PORTLAND – For the first time, the Portland Museum of Art is exhibiting work by the close-knit group of artists who have been active on Maine’s Cranberry Isles for the past 50 years.

“Art of the Cranberry Isles” explores the close relationship between these artists and their love of the natural topography and people of the Cranberries through a vivid sense of color, a strong feel for atmosphere, and a vigorous quality of graphic design. The exhibition of 25 works, drawn primarily from the museum’s permanent collection, features paintings, drawings, prints and photographs – all ranging in style from the figural to the abstract.

“Art of the Cranberry Isles” will be on view June 28.

Situated off the southern end of Mount Desert Island, the Cranberry Isles have for centuries sustained fishing and farming communities. However, it is only since the early 1950s that modernist artists began to populate this small group of five Maine islands.

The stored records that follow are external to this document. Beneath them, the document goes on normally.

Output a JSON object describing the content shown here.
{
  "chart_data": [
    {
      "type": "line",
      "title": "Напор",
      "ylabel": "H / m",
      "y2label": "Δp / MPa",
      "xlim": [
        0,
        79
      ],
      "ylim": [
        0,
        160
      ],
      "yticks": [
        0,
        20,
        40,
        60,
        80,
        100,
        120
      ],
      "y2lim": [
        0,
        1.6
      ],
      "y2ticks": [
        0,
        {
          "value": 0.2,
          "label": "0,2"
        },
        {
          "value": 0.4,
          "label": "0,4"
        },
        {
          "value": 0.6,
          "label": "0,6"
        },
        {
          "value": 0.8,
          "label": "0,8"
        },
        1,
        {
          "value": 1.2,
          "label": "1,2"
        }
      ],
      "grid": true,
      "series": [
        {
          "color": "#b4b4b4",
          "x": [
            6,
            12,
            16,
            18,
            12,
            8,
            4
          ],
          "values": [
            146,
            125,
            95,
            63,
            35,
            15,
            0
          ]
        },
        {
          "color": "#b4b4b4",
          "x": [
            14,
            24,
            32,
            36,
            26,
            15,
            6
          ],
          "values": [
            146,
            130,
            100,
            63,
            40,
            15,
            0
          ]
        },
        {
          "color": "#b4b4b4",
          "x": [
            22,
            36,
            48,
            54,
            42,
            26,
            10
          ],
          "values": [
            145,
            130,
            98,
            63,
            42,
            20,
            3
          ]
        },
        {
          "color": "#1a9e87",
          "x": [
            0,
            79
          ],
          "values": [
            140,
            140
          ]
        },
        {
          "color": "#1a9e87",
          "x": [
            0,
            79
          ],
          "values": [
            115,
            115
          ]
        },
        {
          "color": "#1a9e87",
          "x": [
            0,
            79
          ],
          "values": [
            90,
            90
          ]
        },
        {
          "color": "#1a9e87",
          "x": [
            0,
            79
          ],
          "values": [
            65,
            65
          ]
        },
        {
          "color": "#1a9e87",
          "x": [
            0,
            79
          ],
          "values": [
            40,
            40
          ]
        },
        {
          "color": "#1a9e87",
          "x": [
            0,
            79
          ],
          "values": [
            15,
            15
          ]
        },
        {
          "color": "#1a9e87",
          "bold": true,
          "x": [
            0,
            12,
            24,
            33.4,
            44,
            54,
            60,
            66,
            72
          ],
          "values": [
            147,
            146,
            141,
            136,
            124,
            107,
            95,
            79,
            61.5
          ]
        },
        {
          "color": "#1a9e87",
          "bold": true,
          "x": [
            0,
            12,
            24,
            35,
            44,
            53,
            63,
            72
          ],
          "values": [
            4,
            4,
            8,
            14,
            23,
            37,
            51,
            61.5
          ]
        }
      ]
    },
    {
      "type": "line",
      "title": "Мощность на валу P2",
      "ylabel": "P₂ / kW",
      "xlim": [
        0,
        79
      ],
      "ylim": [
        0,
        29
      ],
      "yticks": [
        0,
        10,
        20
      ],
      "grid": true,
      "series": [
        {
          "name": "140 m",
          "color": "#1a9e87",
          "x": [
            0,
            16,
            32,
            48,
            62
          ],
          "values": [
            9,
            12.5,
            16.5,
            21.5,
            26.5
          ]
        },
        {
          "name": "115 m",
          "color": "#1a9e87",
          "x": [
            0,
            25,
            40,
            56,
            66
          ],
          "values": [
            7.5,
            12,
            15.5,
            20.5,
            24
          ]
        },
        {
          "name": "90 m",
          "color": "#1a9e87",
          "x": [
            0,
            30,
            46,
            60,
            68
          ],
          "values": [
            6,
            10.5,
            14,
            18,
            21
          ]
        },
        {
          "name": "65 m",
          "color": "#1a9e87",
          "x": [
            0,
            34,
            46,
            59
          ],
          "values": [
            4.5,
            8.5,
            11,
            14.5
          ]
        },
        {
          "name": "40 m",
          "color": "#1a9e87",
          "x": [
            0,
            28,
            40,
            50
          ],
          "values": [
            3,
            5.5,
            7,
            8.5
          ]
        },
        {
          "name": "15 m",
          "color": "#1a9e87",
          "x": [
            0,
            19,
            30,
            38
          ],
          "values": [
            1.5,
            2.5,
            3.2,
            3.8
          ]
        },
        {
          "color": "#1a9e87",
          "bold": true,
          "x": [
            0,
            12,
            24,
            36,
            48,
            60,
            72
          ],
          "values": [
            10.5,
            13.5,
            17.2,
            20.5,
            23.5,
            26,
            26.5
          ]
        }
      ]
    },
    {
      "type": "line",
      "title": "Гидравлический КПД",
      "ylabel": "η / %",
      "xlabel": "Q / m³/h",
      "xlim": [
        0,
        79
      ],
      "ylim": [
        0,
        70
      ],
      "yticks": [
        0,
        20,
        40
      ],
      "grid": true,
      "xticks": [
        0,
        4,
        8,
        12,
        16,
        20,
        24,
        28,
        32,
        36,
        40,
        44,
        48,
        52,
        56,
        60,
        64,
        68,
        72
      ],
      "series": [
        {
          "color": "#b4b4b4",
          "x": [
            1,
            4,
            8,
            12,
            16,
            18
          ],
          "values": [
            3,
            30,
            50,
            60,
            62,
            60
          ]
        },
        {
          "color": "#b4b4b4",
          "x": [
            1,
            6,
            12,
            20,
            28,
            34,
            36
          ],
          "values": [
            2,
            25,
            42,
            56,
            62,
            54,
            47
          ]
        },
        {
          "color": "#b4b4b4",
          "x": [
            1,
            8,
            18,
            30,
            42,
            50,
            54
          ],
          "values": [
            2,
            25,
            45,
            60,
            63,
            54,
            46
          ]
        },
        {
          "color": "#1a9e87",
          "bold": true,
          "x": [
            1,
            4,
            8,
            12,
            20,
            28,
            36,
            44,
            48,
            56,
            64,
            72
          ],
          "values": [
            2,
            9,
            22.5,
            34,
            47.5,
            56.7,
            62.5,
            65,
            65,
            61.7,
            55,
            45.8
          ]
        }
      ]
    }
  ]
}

Great Cranberry has provided a summer home for most of them, including the best known – George Bunker, Gretna Campbell and her husband, Louis Finkelstein, Dorothy Eisner, John Heliker, William Kienbusch, Robert LaHotan, Carl Nelson and Charles Wadsworth.

Perhaps the most famous, but least often recognized as a Cranberry Island artist, was photographer Walker Evans, who spent time there in the 1960s. Among the contemporary artists who continue to be inspired by the islands’ distinctive coast and creative community are graphic artist Emily Nelligan, and printmaker and book illustrator Ashley Bryan, who retired to nearby Little Cranberry.